Table of Contents

How Much of Gross Income Should Go to Retirement?

Stan Haithcock
April 2, 2026
How-Much-of-Gross-Income-Should-Go-to-Retirement?

How much of your gross income should go toward retirement?

Great question.

And the knee-jerk answer is simple.

As much as possible.

Retirement gets to you quicker than you think. I call it chapter two.

If you’re working right now, you probably have some type of accumulation plan. 401k, 403b, 457, SIMPLE IRA, SEP IRA. Something where you’re putting money away and hopefully getting a match from your employer.

That money is growing. Or at least, hopefully growing.

But here’s the part most people miss.

There is no perfect percentage.

Key Takeaways

  • There is no universal percentage for retirement savings
  • The best approach is saving as much as possible without hurting your lifestyle
  • Pre-50 should focus on growth, not annuities
  • Retirement planning shifts to income in your 50s and beyond
  • Your income floor determines whether additional planning is needed
  • Balance saving and living instead of delaying enjoyment

There Is No Perfect Percentage

Everyone wants a number.

10 percent. 15 percent. 20 percent.

There is no number.

The right amount is what you can put away without affecting your lifestyle.

That’s the answer.

And I’ve been doing this a long time.
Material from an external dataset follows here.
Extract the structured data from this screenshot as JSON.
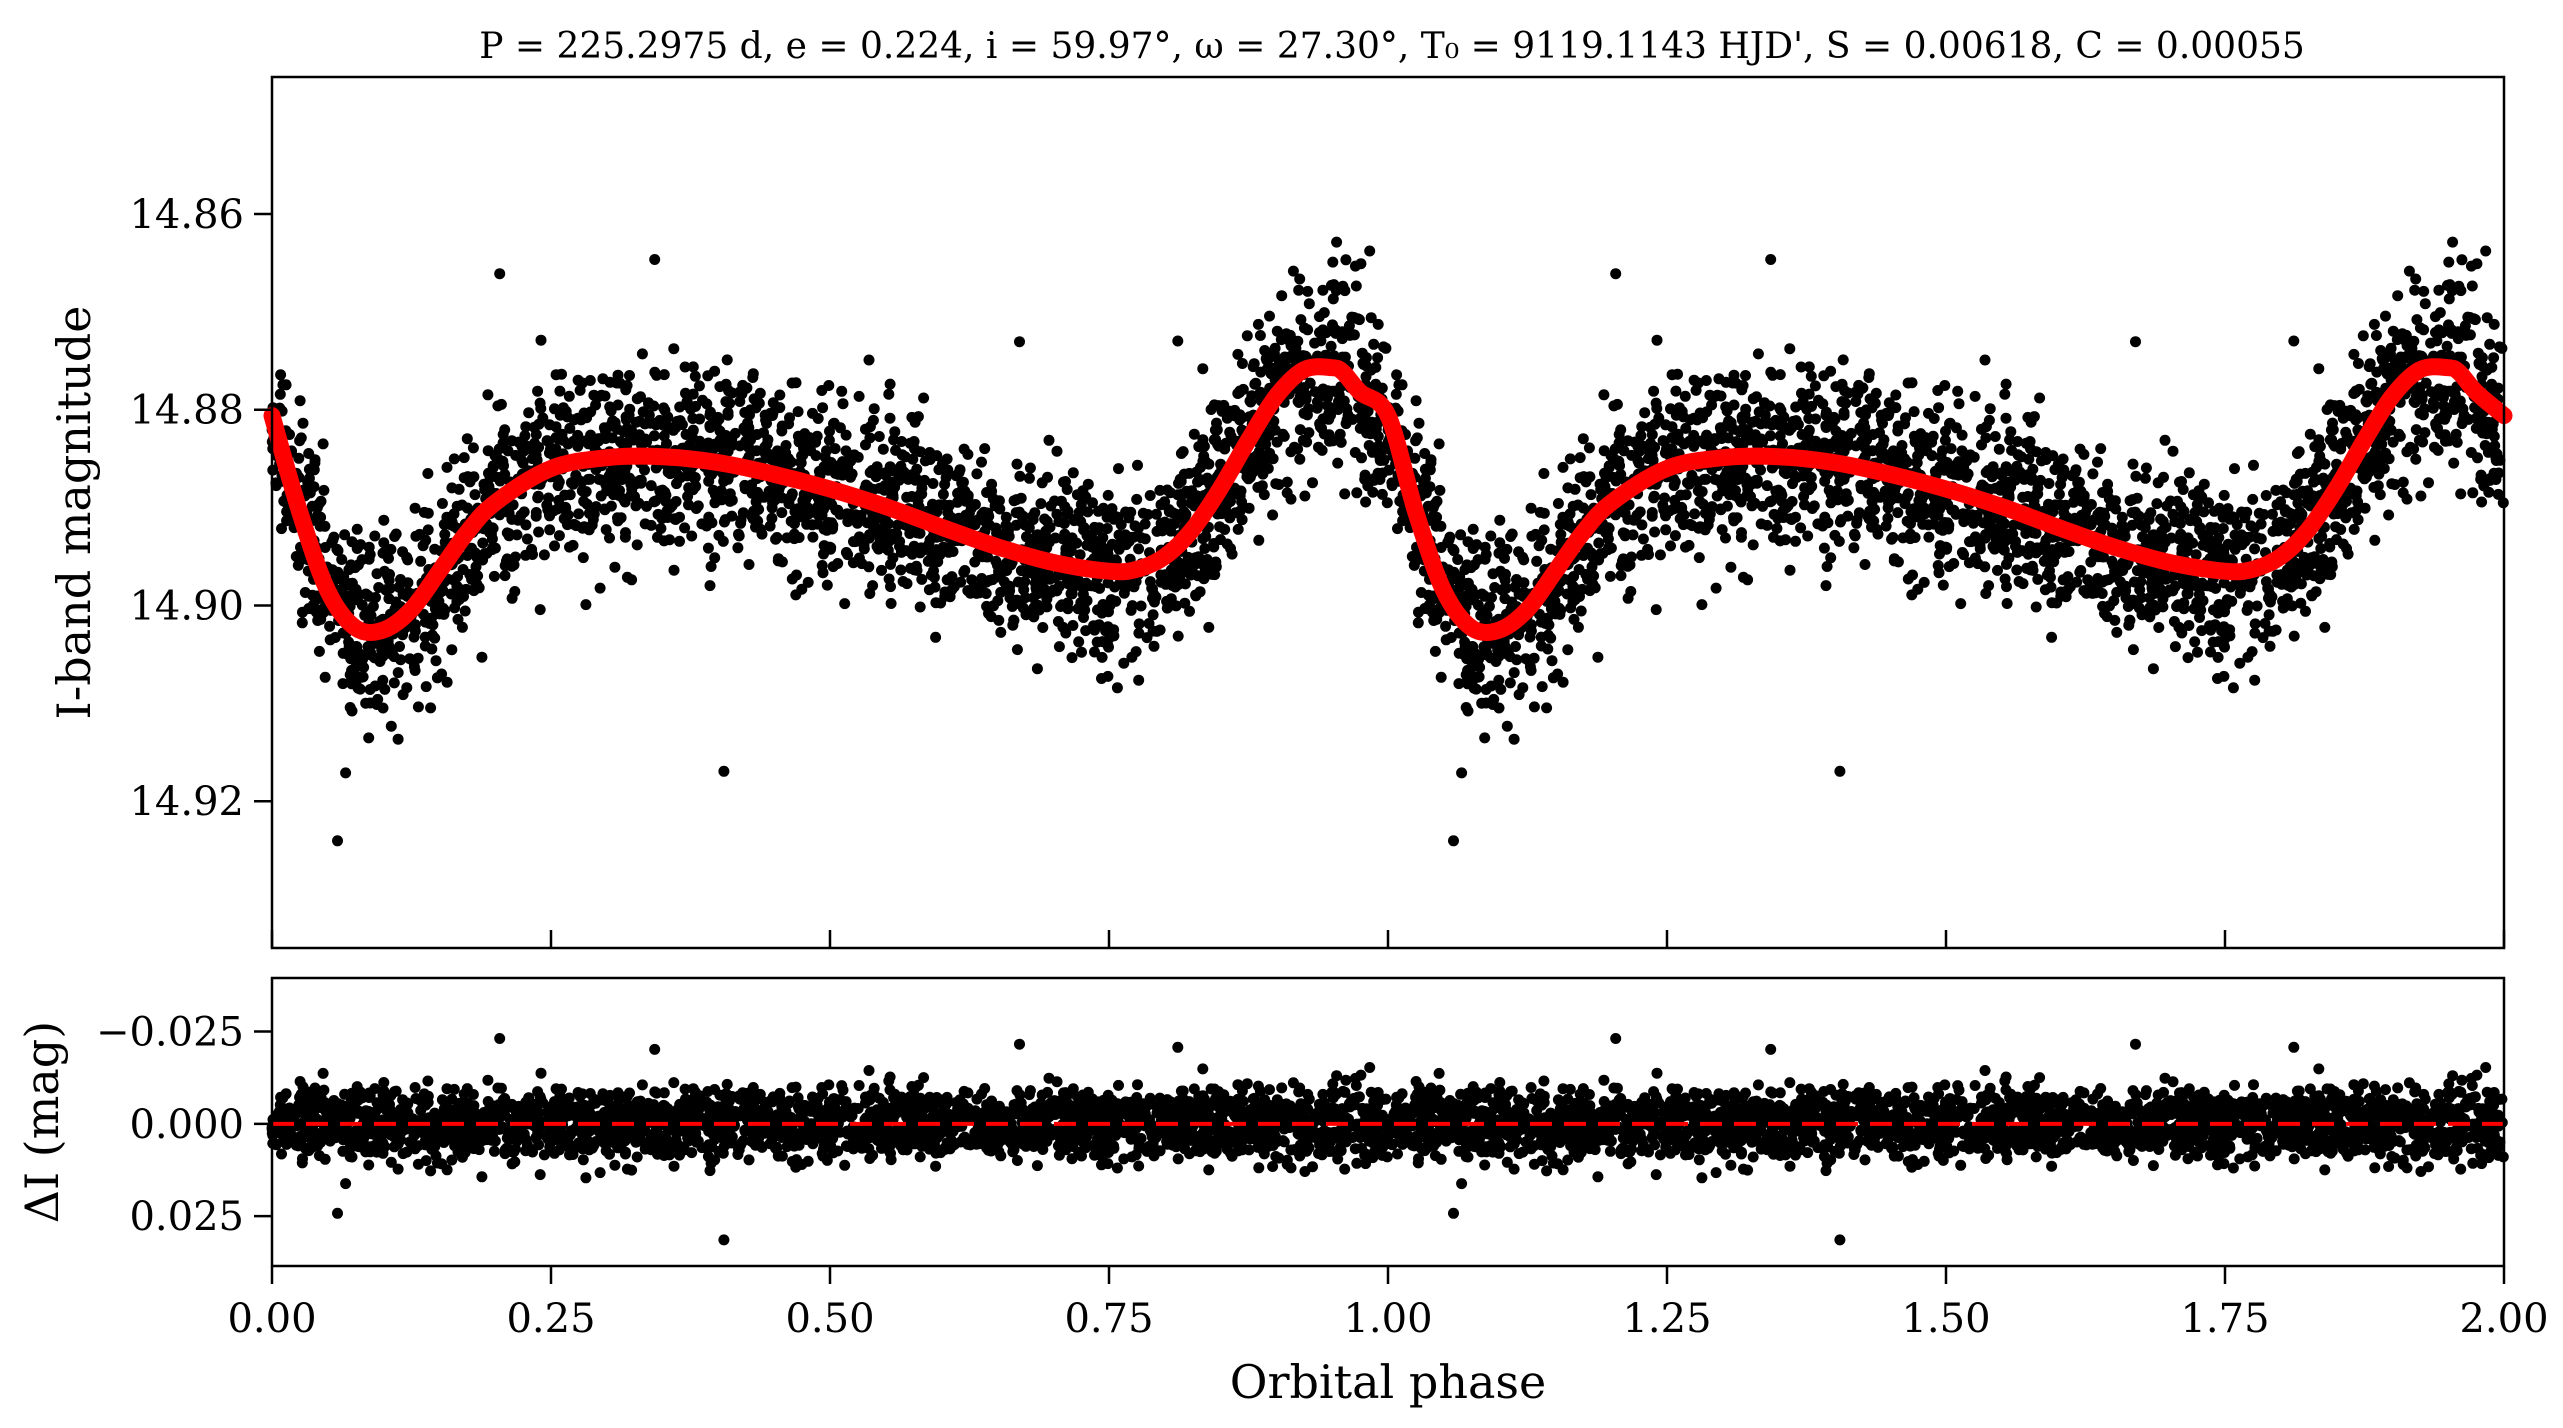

Morgan Stanley, Dean Witter, Paine Webber, UBS, now The Annuity Man.

The biggest mistake I see?

People live like they’re broke when they don’t have to.

Don’t Live Like Braveheart

A lot of people take the “hold, hold, hold” approach.

Save everything.

Delay everything.

Wait until retirement to enjoy life.

That’s a mistake.

Because sometimes, people don’t make it to that point.

Or they get there and can’t enjoy it the way they thought they would.

You need to find a balance.

Save for the future, but live your life now.

What You Should Be Doing While Working

If you’re still working, your job is simple.

Use your accumulation plan.

401k, 403b, 457, whatever it is.

Put as much as you can into that plan without wrecking your lifestyle.

That’s it.

And for most of you under 50, listen closely.

Do not buy annuities.

Keep your money in growth assets.

There are exceptions, but for 99.9 percent of you, it’s growth, growth, growth.

When the Strategy Changes

Everything changes once you get closer to retirement.

Call it your 50s.

Call it lap three coming home.

Now we’re not just talking about growth.

Now we’re talking about:

  • Income
  • Principal protection
  • Lifestyle

Now we’re asking a different question.

Focus on Your Income Floor

If you’re nearing retirement or already there, the focus shifts to your income floor.

Write it down.

What’s coming in every month?

  • Social Security
  • Pension
  • Required Minimum Distributions
  • Rental income
  • Dividend income

Now compare that to what you actually need.

Be honest.

What do you want your lifestyle to look like?

Travel?

Eat better?

Upgrade your lifestyle?

If your income floor covers it, great.

If not, there’s a gap.

And that gap needs to be solved.

At that point, the real question becomes:

What would it take to contractually fill that income gap?

That’s something you can actually model and see in real numbers using the annuity calculators here: https://www.stantheannuityman.com/ annuity-calculator/

Don’t Be a Retirement Timer

Another mistake people make is trying to time everything.

Waiting for the perfect moment.

Waiting for the perfect number.

Trying to optimize everything.

Don’t be a retirement timer.

You’re not going to time this perfectly.

At some point, you have to implement.

50 and Below vs 50 and Above

Let’s simplify this.

50 and below:

  • Focus on growth
  • Save as much as possible
  • Avoid annuities

50 and above:

  • Focus on income
  • Define your income floor
  • Solve for gaps
  • Start thinking about contractual guarantees

That’s the shift.

The Bottom Line

There is no perfect percentage of gross income that should go to retirement.

The right answer is:

Save as much as you can without sacrificing your lifestyle.

And when you get closer to retirement, stop focusing on accumulation and start focusing on income.

If you’ve never actually mapped out your income floor or calculated what your gap looks like, that’s the first step.